Spruchpunkt VI. wird ersatzlos behoben. Der Beschwerde gegen den angefochtenen Bescheid kommt die aufschiebende Wirkung somit zu.

B)

Die Revision ist gemäß Art. 133 Abs. 4 B-VG nicht zulässig.

Text

Entscheidungsgründe:

I. 1. Verfahrensgang und Feststellungen:

Der türkische Staatsangehörige stellte gemeinsam mit seiner Ehegattin einen Antrag auf internationalen Schutz in Österreich. Die gemeinsame Tochter wurde in Österreich geboren und auch für sie ein Asylantrag gestellt.

Gegen den Beschwerdeführer wurde ein Ermittlungsverfahren wegen des Verdachts der Begehung einer Straftat mit Terrorismusbezug geführt.

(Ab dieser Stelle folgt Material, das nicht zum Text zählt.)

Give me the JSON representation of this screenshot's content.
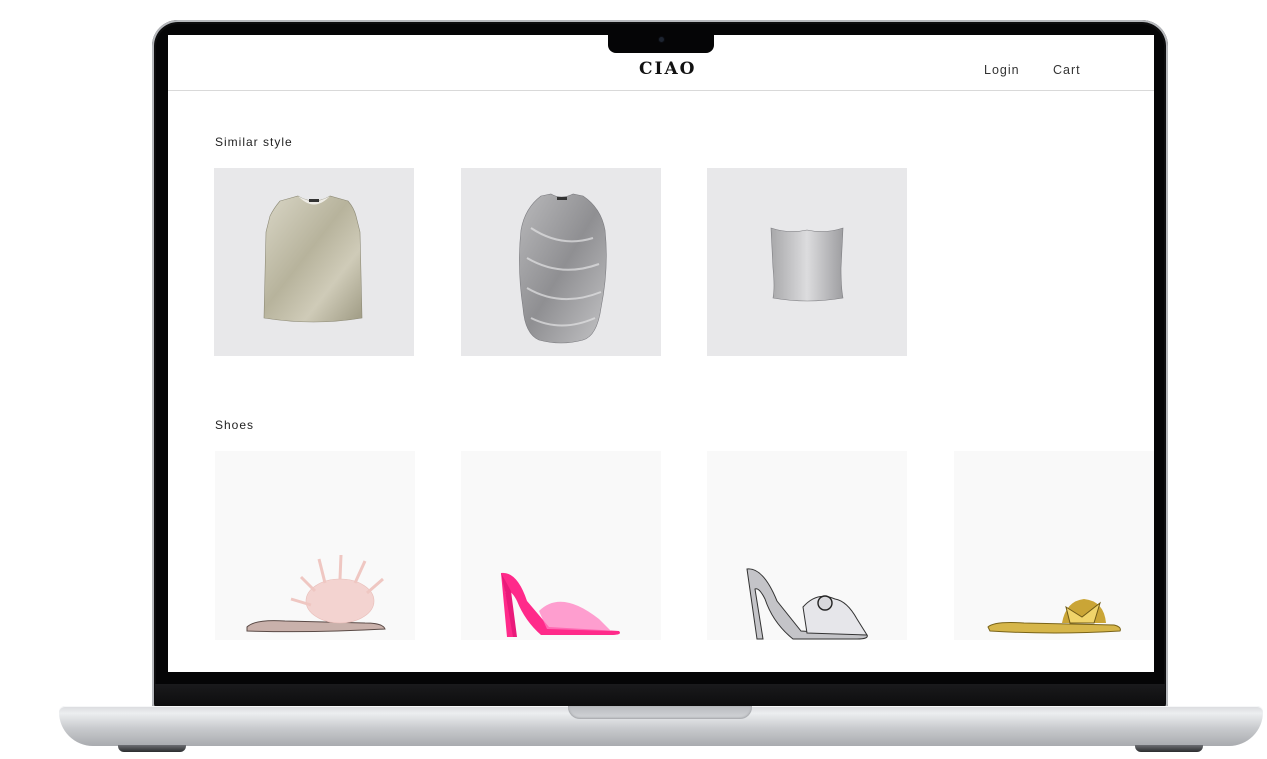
{
  "brand": {
    "logo": "CIAO"
  },
  "nav": {
    "login": "Login",
    "cart": "Cart"
  },
  "sections": {
    "similar": {
      "title": "Similar style",
      "items": [
        {
          "icon": "metallic-gold-tank-top"
        },
        {
          "icon": "silver-sequin-draped-top"
        },
        {
          "icon": "silver-strapless-bandeau-top"
        }
      ]
    },
    "shoes": {
      "title": "Shoes",
      "items": [
        {
          "icon": "pink-feather-slide-sandal"
        },
        {
          "icon": "pink-vinyl-heeled-mule"
        },
        {
          "icon": "silver-bow-heeled-mule"
        },
        {
          "icon": "gold-bow-flat-slide"
        }
      ]
    }
  },
  "colors": {
    "accent_pink": "#ff2a8a",
    "text": "#222222",
    "divider": "#d9d9d9"
  }
}
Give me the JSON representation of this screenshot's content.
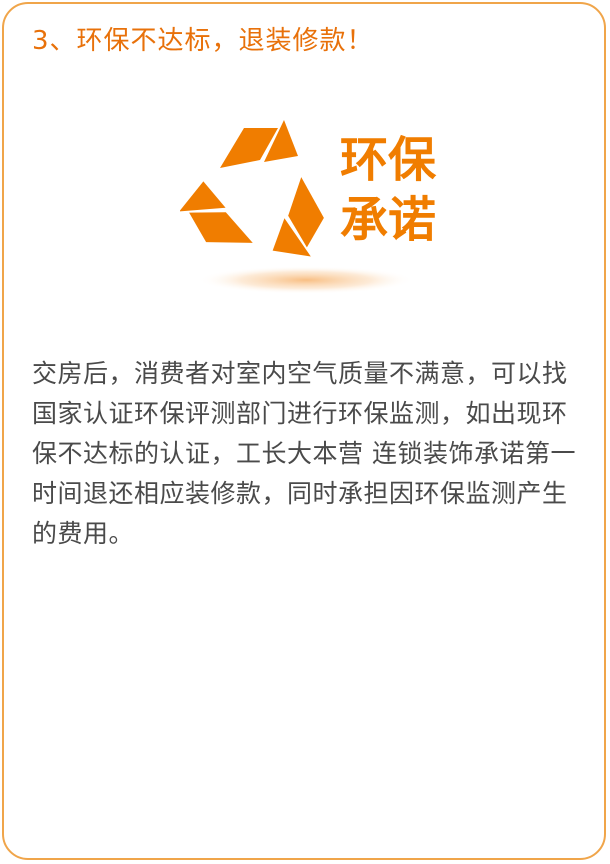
{
  "heading": "3、环保不达标，退装修款！",
  "emblem": {
    "icon": "recycle-icon",
    "line1": "环保",
    "line2": "承诺",
    "color": "#f07d00"
  },
  "body_text": "交房后，消费者对室内空气质量不满意，可以找国家认证环保评测部门进行环保监测，如出现环保不达标的认证，工长大本营 连锁装饰承诺第一时间退还相应装修款，同时承担因环保监测产生的费用。",
  "colors": {
    "accent": "#e8710a",
    "border": "#f0a54a",
    "text": "#4a4a4a"
  }
}
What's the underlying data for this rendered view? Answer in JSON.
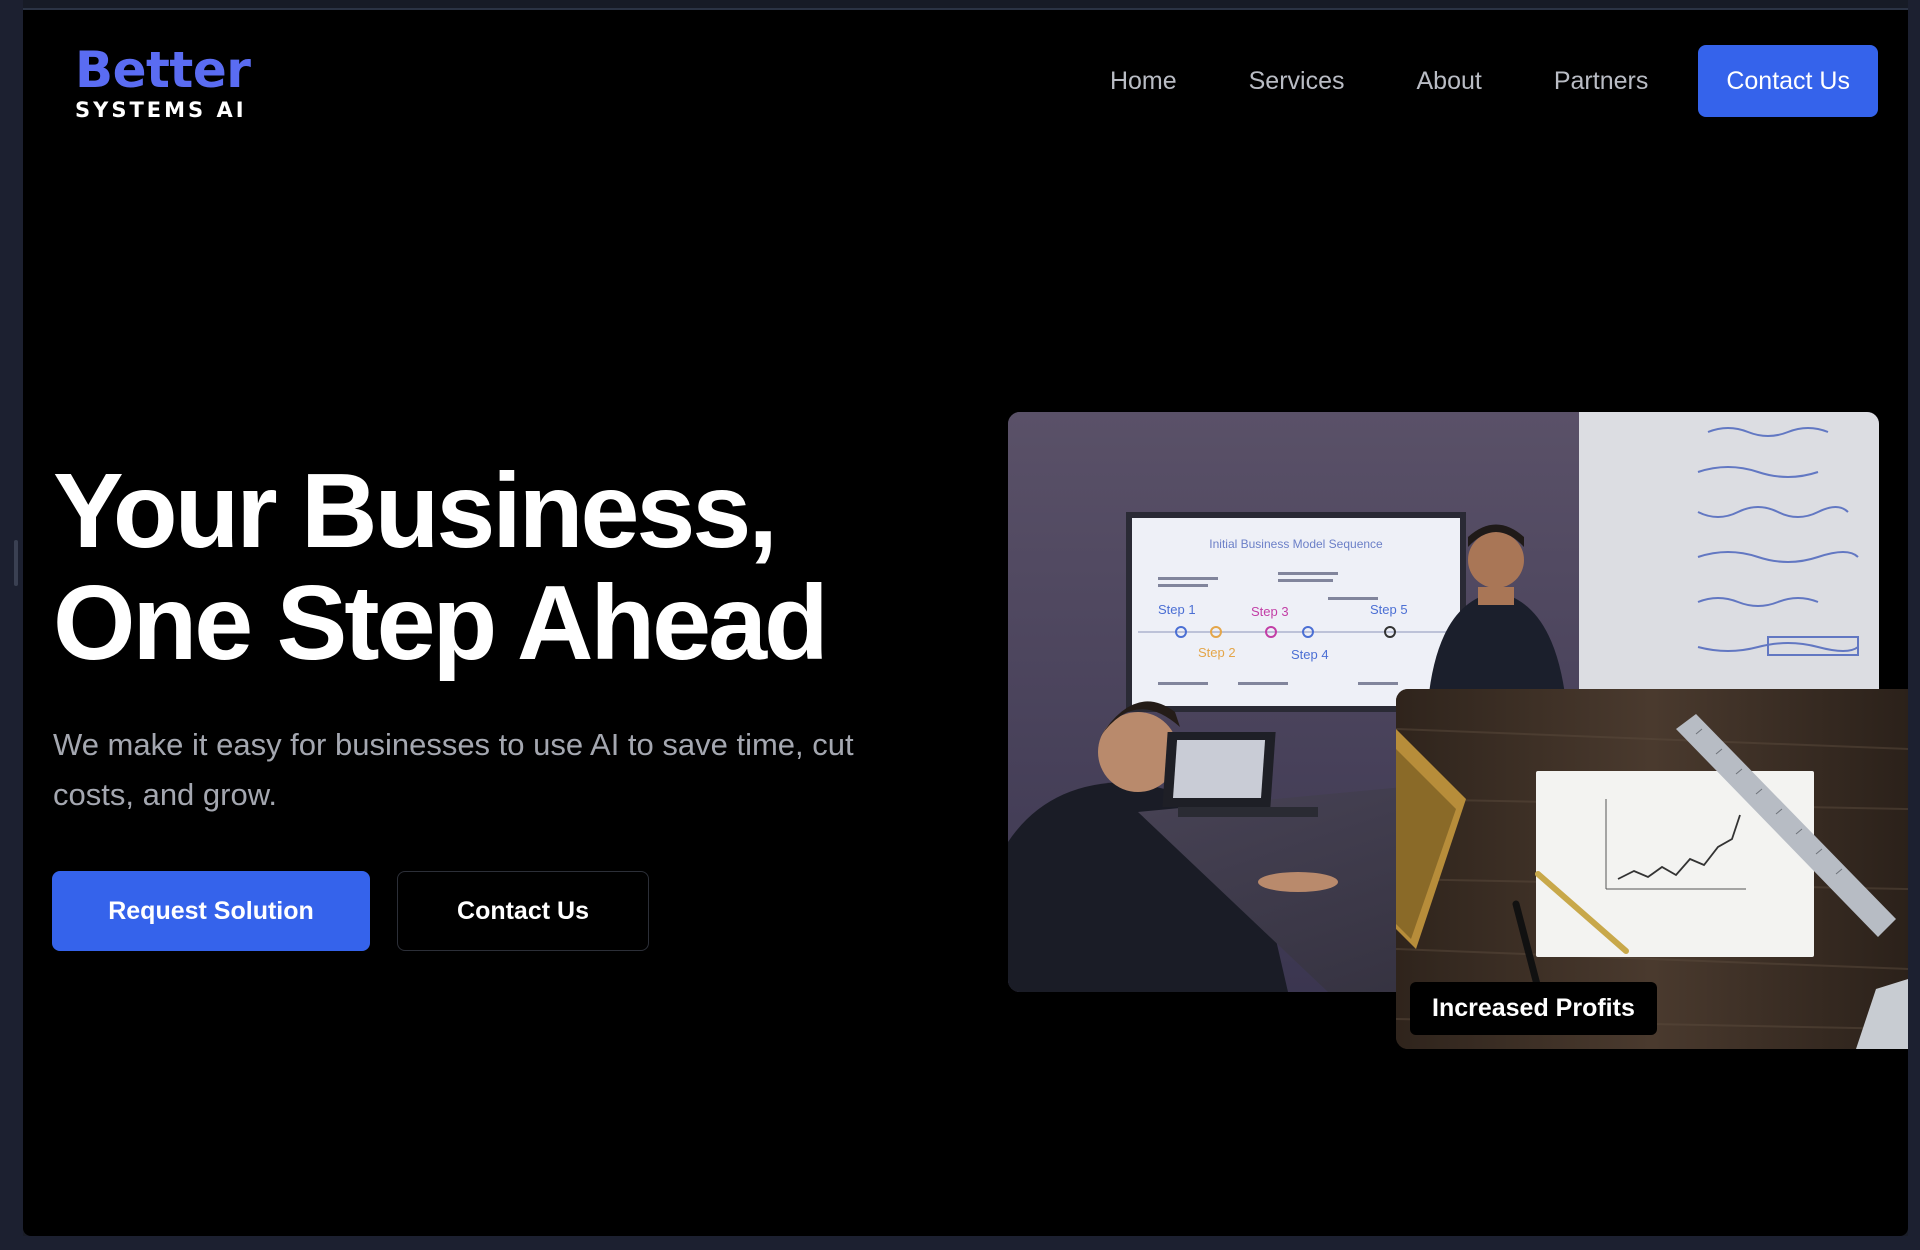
{
  "logo": {
    "line1": "Better",
    "line2": "SYSTEMS AI"
  },
  "nav": {
    "items": [
      {
        "label": "Home"
      },
      {
        "label": "Services"
      },
      {
        "label": "About"
      },
      {
        "label": "Partners"
      }
    ],
    "cta_label": "Contact Us"
  },
  "hero": {
    "title_line1": "Your Business,",
    "title_line2": "One Step Ahead",
    "subtitle": "We make it easy for businesses to use AI to save time, cut costs, and grow.",
    "primary_button": "Request Solution",
    "secondary_button": "Contact Us"
  },
  "images": {
    "main_screen_text": {
      "title": "Initial Business Model Sequence",
      "steps": [
        "Step 1",
        "Step 2",
        "Step 3",
        "Step 4",
        "Step 5"
      ]
    },
    "secondary_badge": "Increased Profits"
  },
  "colors": {
    "accent": "#3563eb",
    "logo_blue": "#5a6cf2",
    "background": "#000000",
    "muted_text": "#a4a7b0"
  }
}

Ein Bescheid vom 07.10.2024, mit dem das BFA den Antrag des Beschwerdeführers hinsichtlich der Zuerkennung des Status des Asylberechtigten aufgrund Vorliegens eines Asylausschlussgrundes (Spruchpunkt I.) und auch hinsichtlich der Zuerkennung des Status des subsidiär Schutzberechtigten abwies (Spruchpunkt II.), einen Aufenthaltstitel gemäß § 57 AsylG 2005 nicht erteilte (Spruchpunkt III.), gegen ihn eine Rückkehrentscheidung (Spruchpunkt IV.) verbunden mit einem 10-jährigen Einreiseverbot (Spruchpunkt VIII.) erließ und seine Abschiebung für zulässig befand (Spruchpunkt V.), zudem einer Beschwerde die aufschiebende Wirkung aberkannte (Spruchpunkt VI.) und keine Frist für die freiwillige Ausreise festgesetzte (Spruchpunkt VII.), hob das BVwG nach Durchführung einer mündlichen Verhandlung mit mündlich verkündetem Erkenntnis vom 24.03.2025, schriftlich ausgefertigt am 09.04.2025, behoben.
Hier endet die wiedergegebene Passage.